From Checkpoint, 5:42 pm on 29 March 2018

The maximum penalty handed down to Auckland building owners who refuse to fix safety problems is a $1000 fine, which Auckland Council says is not enough to force compliance.

Since the start of 2014 Auckland Council has prosecuted 29 building owners for failing to fix issues that were preventing a building warrant of fitness being issued.

Seven of those owners were discharged without conviction, the minimum fine issued was $0 and the maximum $1000, which is just 0.23 per cent of the maximum allowed under the Building Act - $200,000.

Auckland Council has no control over the penalties handed down by the courts, but it said it avoids prosecuting difficult building owners until the last minute because of the small penalties imposed.


“If we had some significant penalties to be able to make [owners] aware of, I think we'd get compliance from people more rapidly,” said Auckland Council’s general manager of building consents, Ian McCormick.

“When you consider the amount of work that's gone in to try avoid taking legal action… we'd certainly encourage more substantive penalties in this area,” he said.

Chief Judge for the District Court, Jan-Marie Doogue, declined to comment.

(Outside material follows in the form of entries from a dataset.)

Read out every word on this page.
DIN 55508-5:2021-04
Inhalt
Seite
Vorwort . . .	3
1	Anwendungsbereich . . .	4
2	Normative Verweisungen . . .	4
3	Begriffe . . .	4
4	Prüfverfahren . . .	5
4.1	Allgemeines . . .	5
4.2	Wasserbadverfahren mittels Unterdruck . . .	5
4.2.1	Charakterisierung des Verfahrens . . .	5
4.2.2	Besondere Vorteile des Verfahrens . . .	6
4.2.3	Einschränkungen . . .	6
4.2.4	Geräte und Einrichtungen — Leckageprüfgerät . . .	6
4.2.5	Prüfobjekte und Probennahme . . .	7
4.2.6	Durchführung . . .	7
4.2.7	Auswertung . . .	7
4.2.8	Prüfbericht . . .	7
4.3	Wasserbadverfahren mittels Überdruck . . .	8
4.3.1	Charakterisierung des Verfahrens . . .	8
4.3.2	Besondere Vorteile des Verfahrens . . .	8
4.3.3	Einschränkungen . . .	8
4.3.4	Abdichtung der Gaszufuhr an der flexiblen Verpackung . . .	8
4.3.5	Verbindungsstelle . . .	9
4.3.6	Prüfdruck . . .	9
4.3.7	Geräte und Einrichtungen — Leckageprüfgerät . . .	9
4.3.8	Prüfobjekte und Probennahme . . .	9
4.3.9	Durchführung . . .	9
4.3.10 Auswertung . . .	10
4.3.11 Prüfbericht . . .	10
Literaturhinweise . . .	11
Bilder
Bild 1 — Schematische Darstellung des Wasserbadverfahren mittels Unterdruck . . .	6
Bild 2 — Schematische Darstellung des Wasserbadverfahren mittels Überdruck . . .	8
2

A spokesperson for Ms Doogue said: “Judges do not comment on the exercise of prosecutorial discretion; it would be constitutionally improper to do so.”

Rosie Killip, a building compliance expert and director of Building Networks, said the penalties are proof of a “very weak approach”, but said councils need to be harsher on building owners too.

“It's expensive to put together briefs of evidence and to go down the prosecution route. The infringement regime was supposed to mitigate that, and it seems it's a system that most councils don't want to put in place,” she said.

Mr McCormick said as far as he is aware Auckland Council hasn’t raised the issue with judges, saying it wouldn’t be appropriate.